Specifically, Title II of the CARES Act offers financial relief for U.S. workers negatively impacted by coronavirus crisis, also known as COVID-19, mainly by protecting worker pay, boosting unemployment benefits and broadening benefits eligibility.
Let’s take the Act’s specific statutes one at a time.
The Paycheck Protection Program
To stem layoffs and keep money in the pocket of Main Street American workers, the CARES Act includes a Paycheck Protection Program component that addresses the need for employers to keep meeting payroll without having to layoff or sideline employees during the COVID-19 crisis.
That would benefit workers by keeping them on their employer’s payroll and buy companies time until the coronavirus crisis abates.

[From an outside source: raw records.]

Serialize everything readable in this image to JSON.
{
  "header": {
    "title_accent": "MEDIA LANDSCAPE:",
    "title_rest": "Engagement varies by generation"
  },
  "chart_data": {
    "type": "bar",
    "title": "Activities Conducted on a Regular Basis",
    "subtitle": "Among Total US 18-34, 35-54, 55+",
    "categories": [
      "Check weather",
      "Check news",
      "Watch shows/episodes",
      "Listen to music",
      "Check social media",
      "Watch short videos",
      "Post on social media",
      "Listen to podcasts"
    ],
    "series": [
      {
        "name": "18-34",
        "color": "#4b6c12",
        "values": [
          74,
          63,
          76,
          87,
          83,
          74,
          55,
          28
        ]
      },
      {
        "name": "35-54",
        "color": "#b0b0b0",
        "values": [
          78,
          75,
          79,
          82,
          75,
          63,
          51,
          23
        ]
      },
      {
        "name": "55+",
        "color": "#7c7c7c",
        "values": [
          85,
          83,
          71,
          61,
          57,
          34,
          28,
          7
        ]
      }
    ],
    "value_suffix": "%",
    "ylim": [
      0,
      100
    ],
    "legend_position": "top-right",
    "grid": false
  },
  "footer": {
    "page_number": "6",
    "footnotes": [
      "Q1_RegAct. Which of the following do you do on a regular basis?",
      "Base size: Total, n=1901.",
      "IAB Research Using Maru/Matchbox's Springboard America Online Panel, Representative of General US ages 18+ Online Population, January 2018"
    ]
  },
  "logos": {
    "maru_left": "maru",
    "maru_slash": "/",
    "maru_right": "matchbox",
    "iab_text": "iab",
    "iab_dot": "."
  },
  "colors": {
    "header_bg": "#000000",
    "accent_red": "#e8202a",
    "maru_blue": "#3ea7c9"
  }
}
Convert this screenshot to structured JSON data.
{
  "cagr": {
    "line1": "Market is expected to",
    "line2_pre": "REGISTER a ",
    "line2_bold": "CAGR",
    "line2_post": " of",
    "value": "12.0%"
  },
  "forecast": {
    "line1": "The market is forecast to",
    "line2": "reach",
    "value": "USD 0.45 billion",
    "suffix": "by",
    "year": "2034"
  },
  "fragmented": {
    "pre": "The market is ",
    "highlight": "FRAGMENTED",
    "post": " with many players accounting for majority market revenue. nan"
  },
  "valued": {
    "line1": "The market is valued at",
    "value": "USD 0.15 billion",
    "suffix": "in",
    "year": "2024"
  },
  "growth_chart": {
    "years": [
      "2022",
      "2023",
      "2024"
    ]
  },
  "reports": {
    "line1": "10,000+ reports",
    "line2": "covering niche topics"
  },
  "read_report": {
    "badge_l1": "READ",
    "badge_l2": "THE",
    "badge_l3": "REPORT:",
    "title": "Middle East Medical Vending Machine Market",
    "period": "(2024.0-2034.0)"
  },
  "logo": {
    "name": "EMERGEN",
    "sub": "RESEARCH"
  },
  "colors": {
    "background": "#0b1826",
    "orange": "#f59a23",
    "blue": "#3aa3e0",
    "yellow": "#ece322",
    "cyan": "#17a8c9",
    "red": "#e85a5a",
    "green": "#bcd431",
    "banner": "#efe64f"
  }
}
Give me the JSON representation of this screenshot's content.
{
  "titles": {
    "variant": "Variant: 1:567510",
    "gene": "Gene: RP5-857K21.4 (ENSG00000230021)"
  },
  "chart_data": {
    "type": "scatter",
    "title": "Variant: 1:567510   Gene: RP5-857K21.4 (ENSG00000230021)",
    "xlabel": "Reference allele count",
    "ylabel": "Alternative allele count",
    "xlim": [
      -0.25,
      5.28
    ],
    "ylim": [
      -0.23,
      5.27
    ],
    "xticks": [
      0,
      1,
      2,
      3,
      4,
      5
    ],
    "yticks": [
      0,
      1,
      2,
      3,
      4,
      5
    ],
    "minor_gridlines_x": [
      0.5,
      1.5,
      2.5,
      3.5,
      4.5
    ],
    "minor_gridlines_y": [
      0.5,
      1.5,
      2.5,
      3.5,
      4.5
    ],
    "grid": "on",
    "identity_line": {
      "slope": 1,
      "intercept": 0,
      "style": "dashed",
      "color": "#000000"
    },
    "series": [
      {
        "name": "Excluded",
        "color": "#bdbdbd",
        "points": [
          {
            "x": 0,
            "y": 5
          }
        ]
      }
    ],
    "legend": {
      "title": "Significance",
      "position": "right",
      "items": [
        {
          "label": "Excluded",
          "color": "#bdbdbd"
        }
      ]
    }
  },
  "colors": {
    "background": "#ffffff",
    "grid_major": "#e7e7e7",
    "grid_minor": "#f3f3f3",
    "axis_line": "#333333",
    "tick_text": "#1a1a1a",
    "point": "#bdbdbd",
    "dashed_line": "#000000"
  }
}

Here’s how the program works. The Act changes existing language in the Small Business Act to generate Paycheck Protection Plan for U.S. companies that qualify for financial assistance.
To qualify, the employer must have fewer than 500 employees on the payroll or otherwise meet existing Small Business Administration standards for the company’s specific industry.
The PPP does carve out exceptions for certain industries to qualify for benefits. For example, a food services company with more than 500 staffers can qualify for federal government aid if its workforce is spread out beyond a single location.
Qualifying companies can tap federal government resources to take out a loan that is 2.5 times its current payroll costs over a specific time frame. The cash must be used to meet regular payroll obligations and other business-related expenses for the eight weeks laid out in the CARES Act.